2. Mariota is a better off-field player than Winston
If you look up “Jameis Winston Off-Field Issues,” a few bad things may come up. If you want to know what in specifics, you can look it up. Teams don’t want bad people on their team! Look at it this way. Assume that you are John York (He’s the owner of the San Fransisco 49ers, if you didn’t know), and you decide that that Collin Kaeprenick isn’t delivering and you want to draft a quarterback, just to increase your options. To everyone’s absolute shock, Mariota and Winston aren’t gone by the time your turn comes up (this scenario is guaranteed NOT to happen). Are you going to chose the kid who is a dangerous person and could possibly get in trouble and put your team in a tight position, or are you going to draft the kid who’s just as good and is a good off-field person? The answer, obviously, is to leave the sketchy one to the next team to pick.

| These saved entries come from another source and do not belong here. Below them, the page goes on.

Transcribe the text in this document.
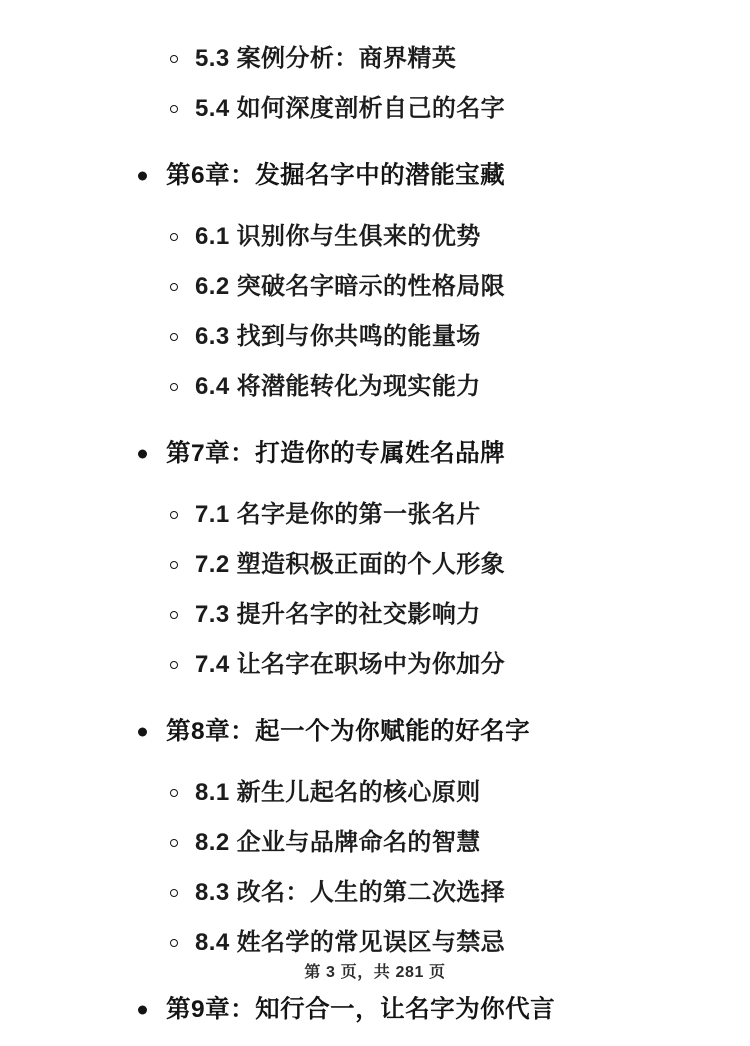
5.3 案例分析：商界精英
5.4 如何深度剖析自己的名字
第6章：发掘名字中的潜能宝藏
6.1 识别你与生俱来的优势
6.2 突破名字暗示的性格局限
6.3 找到与你共鸣的能量场
6.4 将潜能转化为现实能力
第7章：打造你的专属姓名品牌
7.1 名字是你的第一张名片
7.2 塑造积极正面的个人形象
7.3 提升名字的社交影响力
7.4 让名字在职场中为你加分
第8章：起一个为你赋能的好名字
8.1 新生儿起名的核心原则
8.2 企业与品牌命名的智慧
8.3 改名：人生的第二次选择
8.4 姓名学的常见误区与禁忌
第9章：知行合一，让名字为你代言
第 3 页，共 281 页
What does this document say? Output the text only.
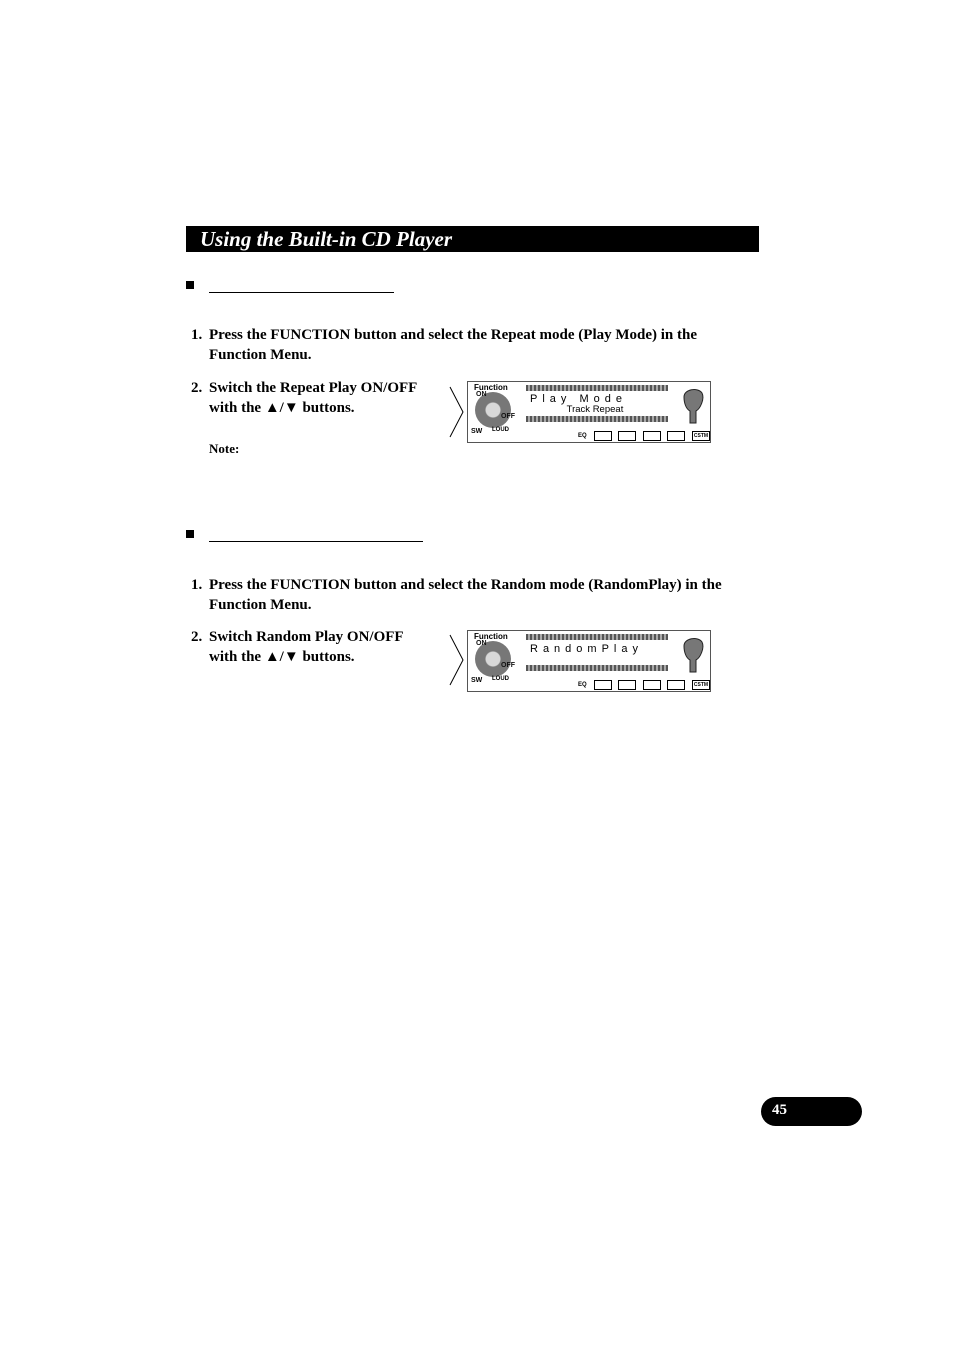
Using the Built-in CD Player
1. Press the FUNCTION button and select the Repeat mode (Play Mode) in the
Function Menu.
2. Switch the Repeat Play ON/OFF
with the ▲/▼ buttons.
Note:
Function
ON
OFF
Play Mode
Track Repeat
SW LOUD
EQ	CSTM
1. Press the FUNCTION button and select the Random mode (RandomPlay) in the
Function Menu.
2. Switch Random Play ON/OFF
with the ▲/▼ buttons.
Function
ON
OFF
RandomPlay
SW LOUD
EQ	CSTM
45
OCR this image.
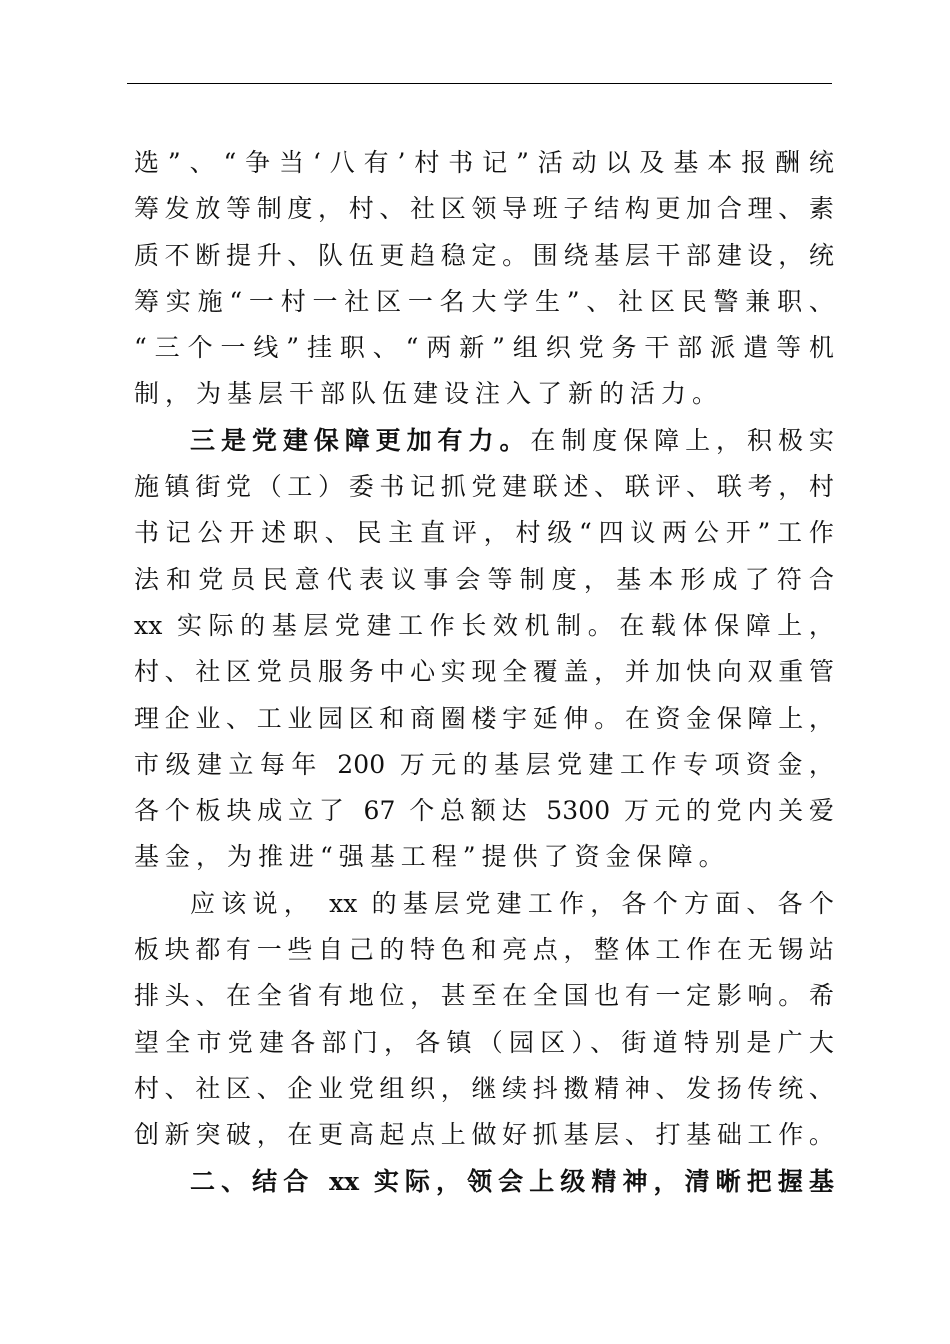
选”、“争当‘八有’村书记”活动以及基本报酬统
筹发放等制度，村、社区领导班子结构更加合理、素
质不断提升、队伍更趋稳定。围绕基层干部建设，统
筹实施“一村一社区一名大学生”、社区民警兼职、
“三个一线”挂职、“两新”组织党务干部派遣等机
制，为基层干部队伍建设注入了新的活力。
三是党建保障更加有力。在制度保障上，积极实
施镇街党（工）委书记抓党建联述、联评、联考，村
书记公开述职、民主直评，村级“四议两公开”工作
法和党员民意代表议事会等制度，基本形成了符合
xx 实际的基层党建工作长效机制。在载体保障上，
村、社区党员服务中心实现全覆盖，并加快向双重管
理企业、工业园区和商圈楼宇延伸。在资金保障上，
市级建立每年 200 万元的基层党建工作专项资金，
各个板块成立了 67 个总额达 5300 万元的党内关爱
基金，为推进“强基工程”提供了资金保障。
应该说， xx 的基层党建工作，各个方面、各个
板块都有一些自己的特色和亮点，整体工作在无锡站
排头、在全省有地位，甚至在全国也有一定影响。希
望全市党建各部门，各镇（园区）、街道特别是广大
村、社区、企业党组织，继续抖擞精神、发扬传统、
创新突破，在更高起点上做好抓基层、打基础工作。
二、结合 xx 实际，领会上级精神，清晰把握基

3. Winston relies on the running game too much
At first, you may think, “Winston doesn’t rely on the running game to much!” Ok, sure, it’s not like he’s Johnny Manziel or RGIII, but let’s be honest: he does run quite a bit! And it doesn’t really matter whether he runs because his o-line breaks up too much or he feels that he’s good at it, it won’t translate well into the NFL. Take Johnny Manziel, for instance. Johnny Manziel’s thing was running the football. When the Browns took him, everyone thought he should’ve been taken earlier. And now, he’s a mediocre football player. All in all, we can conclude that the running game has a way of translating poorly over to the NFL.
In conclusion, every team is going to put up a fight for these two no matter what. I think that every team will be smart to direct their wants toward Mariota. But in the end, some teams will opt for any quarterback, won’t they?